Ad-Rock at 17 Learning DJ Scratching from DJ Jazzy Jay & Afrika Bambaataa | OMFnG

Before the Beastie Boys changed rap forever, 17-year-old Ad-Rock (Adam Horovitz) was learning how to DJ scratch from DJ Jazzy Jay, with Afrika Bambaataa watching on.

This rare video captures a foundational moment in hip-hop history — long before Licensed to Ill, Def Jam, or global fame. It shows where the Beastie Boys really came from: inside the culture.

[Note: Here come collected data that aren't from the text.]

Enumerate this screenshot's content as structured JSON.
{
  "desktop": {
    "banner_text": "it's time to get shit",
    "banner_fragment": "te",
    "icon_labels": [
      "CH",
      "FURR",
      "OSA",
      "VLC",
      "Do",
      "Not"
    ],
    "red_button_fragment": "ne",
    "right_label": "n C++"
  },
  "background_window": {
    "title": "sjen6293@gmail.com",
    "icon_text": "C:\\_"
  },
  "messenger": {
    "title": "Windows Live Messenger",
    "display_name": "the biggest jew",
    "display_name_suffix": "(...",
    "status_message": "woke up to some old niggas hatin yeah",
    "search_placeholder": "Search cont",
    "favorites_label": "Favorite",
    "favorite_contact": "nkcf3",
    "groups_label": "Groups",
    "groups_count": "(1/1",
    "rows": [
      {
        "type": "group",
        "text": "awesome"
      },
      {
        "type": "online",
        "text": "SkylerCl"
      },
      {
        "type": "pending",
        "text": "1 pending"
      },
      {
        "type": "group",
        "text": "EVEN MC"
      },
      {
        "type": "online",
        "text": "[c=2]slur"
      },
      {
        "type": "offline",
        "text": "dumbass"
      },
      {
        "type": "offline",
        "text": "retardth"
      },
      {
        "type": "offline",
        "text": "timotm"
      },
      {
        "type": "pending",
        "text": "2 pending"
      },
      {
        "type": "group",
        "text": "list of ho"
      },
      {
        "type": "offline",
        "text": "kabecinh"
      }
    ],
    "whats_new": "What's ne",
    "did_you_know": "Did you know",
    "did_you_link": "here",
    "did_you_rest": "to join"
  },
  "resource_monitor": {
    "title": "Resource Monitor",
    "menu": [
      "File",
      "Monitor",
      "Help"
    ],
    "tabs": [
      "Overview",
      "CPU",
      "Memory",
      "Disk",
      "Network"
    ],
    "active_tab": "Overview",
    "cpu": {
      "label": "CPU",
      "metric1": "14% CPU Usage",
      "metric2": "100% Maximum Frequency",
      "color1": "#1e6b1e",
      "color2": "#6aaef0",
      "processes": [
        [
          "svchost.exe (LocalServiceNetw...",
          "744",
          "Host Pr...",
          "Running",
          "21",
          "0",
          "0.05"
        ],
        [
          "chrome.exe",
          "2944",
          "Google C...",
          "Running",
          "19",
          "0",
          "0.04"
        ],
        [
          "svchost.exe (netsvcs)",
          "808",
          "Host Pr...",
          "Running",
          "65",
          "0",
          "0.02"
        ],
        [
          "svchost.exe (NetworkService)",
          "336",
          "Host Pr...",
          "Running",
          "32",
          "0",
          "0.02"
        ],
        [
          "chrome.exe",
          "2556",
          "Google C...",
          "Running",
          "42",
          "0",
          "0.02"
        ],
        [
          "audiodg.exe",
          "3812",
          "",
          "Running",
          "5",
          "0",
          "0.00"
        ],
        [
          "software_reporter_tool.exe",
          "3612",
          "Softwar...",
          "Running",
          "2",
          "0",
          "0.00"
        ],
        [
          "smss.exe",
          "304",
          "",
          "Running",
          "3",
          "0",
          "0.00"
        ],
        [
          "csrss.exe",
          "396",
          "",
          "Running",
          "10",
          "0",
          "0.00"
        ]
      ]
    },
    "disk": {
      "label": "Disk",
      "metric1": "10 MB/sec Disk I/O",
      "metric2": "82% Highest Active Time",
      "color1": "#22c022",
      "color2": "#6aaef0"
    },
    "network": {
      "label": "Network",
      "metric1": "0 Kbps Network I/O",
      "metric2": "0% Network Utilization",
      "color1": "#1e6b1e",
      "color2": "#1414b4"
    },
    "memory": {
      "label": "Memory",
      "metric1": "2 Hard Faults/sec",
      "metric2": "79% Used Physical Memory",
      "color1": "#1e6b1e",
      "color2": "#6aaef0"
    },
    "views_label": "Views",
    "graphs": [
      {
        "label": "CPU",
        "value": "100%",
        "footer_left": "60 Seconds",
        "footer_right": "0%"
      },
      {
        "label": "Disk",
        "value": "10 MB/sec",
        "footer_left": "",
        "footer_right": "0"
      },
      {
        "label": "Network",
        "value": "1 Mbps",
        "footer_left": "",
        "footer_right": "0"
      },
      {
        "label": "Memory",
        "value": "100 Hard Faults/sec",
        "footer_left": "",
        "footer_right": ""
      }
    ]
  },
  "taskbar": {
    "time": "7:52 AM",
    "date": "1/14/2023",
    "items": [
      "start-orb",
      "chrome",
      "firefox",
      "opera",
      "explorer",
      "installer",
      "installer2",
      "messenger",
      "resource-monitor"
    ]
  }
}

DJ Jazzy Jay & Afrika Bambaataa: Hip-Hop’s Original Teachers

DJ Jazzy Jay is a cornerstone of early hip-hop. As a member of the Universal Zulu Nation, he helped establish DJ technique, break culture, and the education-first mindset that shaped the Bronx scene.

Afrika Bambaataa’s presence alone makes this clip historic. By this time, he had already helped transform hip-hop into a global movement rooted in knowledge, community, and style.

This wasn’t a performance.
This was hip-hop instruction.

Ad-Rock Before the Beastie Boys

Seeing Ad-Rock here hits different.

He’s not a star yet. He’s not a frontman. He’s learning fundamentals — scratching, timing, and discipline — from pioneers who helped invent the culture.

This is why the Beastie Boys were never outsiders in hip-hop.
They didn’t imitate it. They were raised in it.

Why This Video Still Dope

Hip-hop history often skips the learning phase. This clip proves:

  • The Beastie Boys earned their place in hip-hop
  • DJ culture mattered, even for future MCs
  • Early hip-hop knowledge was passed hand to hand

This is the difference between authenticity and appropriation.

From DJ Lessons to Beastie Boys Legacy

Ad-Rock wouldn’t become known as a DJ, but what he learned here shaped everything that followed. The Beastie Boys’ ability to blend rap, punk, sampling, and experimentation came from understanding hip-hop at its core.

Moments like this don’t show up on charts — but they explain everything.

Why OMFnG Documents These Moments

At OMFnG, we focus on hip-hop before the spotlight — the raw footage that shows legends in the making.

This video isn’t nostalgia.
It’s evidence.

If you want to understand the Beastie Boys, DJ culture, or how hip-hop knowledge gets passed down, this clip is essential viewing.